Visions, where the scope of the action is social and national, dealing with the fates of President Lopez of Paraguay and his wife Eliza Lynch, a one-time Paris courtesan, concentrates more on the inner lives of the dominators than of the victims. Both, however, emerge as fatally corruptible by half-truths masquerading as absolutes.
The Golden Age, often described as his most accomplished achievement, concerns the discovery of a White tribe living in total isolation in the Tasmanian wilderness. The remnants of a group of convicts and prospectors, the tribe had evolved an individual culture and language which appears superficially alien to the two young professional men who discover them in 1939 while bushwalking. Returning the tribe to 'civilisation' at the brink of the Second World War and narrating both their rapid demise and the horrors of war, allows Nowra to contrast barren modernity and a more organic, 'natural' way of living. The opposition is not a simplistic one, however, but a complex exploration of issues Nowra had considered in his earlier work, the challenge of the irrational and uncultivated to perceptions of what is 'real' and valuable, the shallowness of Australia's transplanted culture and the destructiveness of imperial patterns of oppression. The play's close with a promise of unity between the one survivor of the tribe, Betsheb, and Francis, one of their discoverers, is a tentative gesture of hope, undercut by warnings implicit in the Greek theatrical fragments which act as a frame for the main play.

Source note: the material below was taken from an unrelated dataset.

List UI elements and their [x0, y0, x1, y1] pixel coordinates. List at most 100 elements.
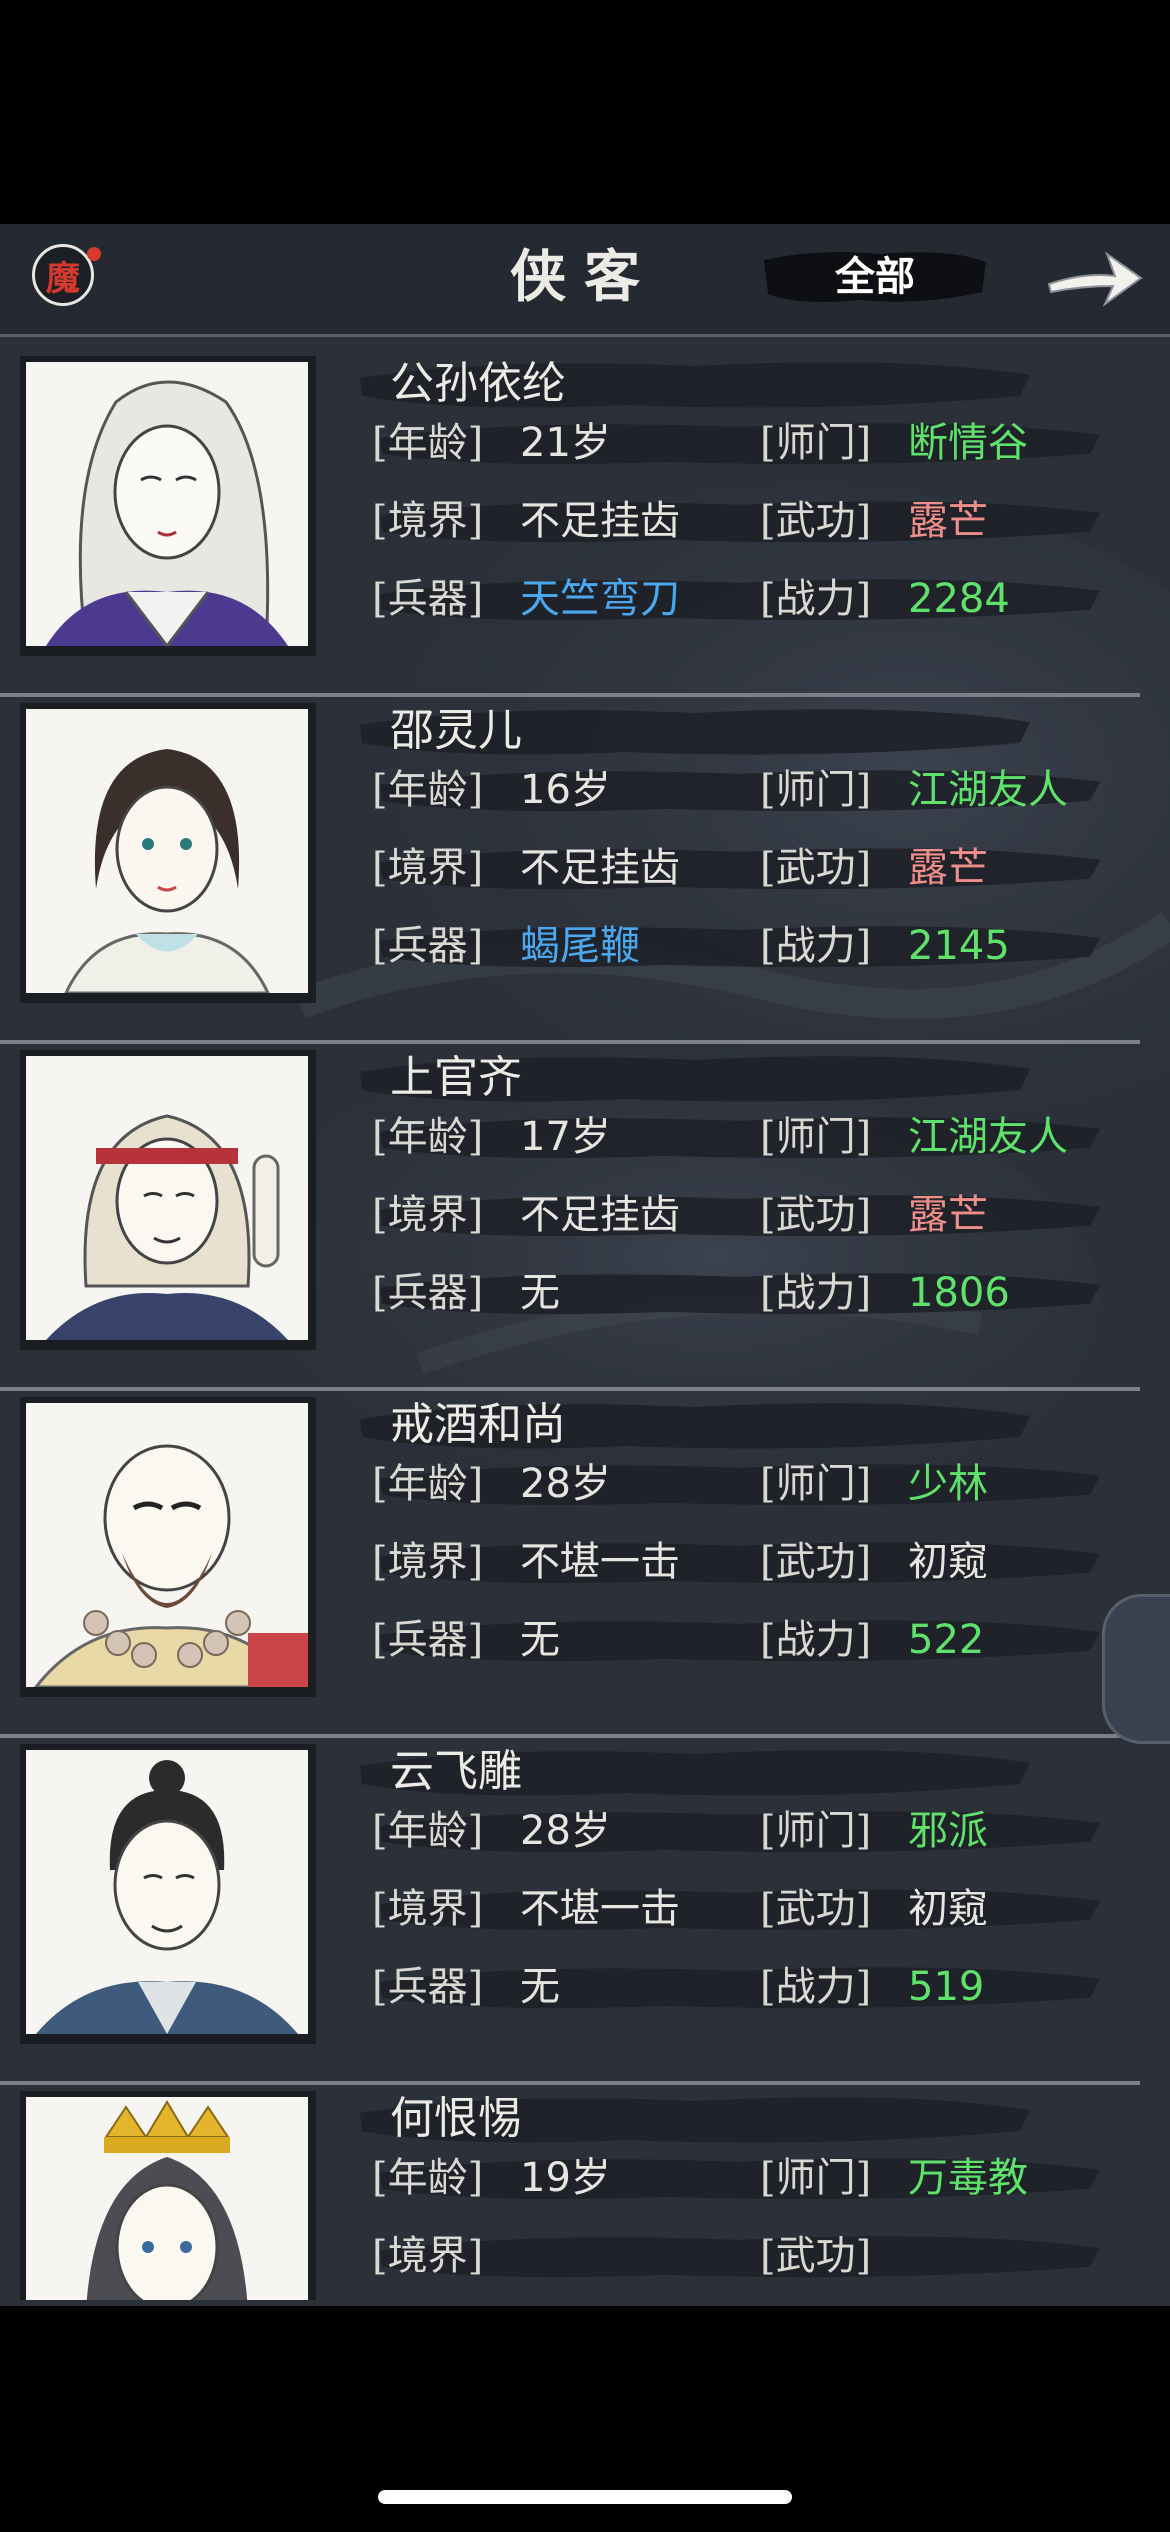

Nowra's novels are concerned with the same unsettling issues as his plays.
The Misery of Beauty, narrated by a physical grotesque christened Frogman, and assistant to a magician, Earl, who is both dominating and dependent, deals with the unique experience of the excluded, isolated individual.
Palu, set mainly in Papua New Guinea, is narrated by the wife of the crazed president of the country as she awaits execution. In her division between a primal, exotic culture and an acquired, Western one, Palu challenges both ways of knowing the world.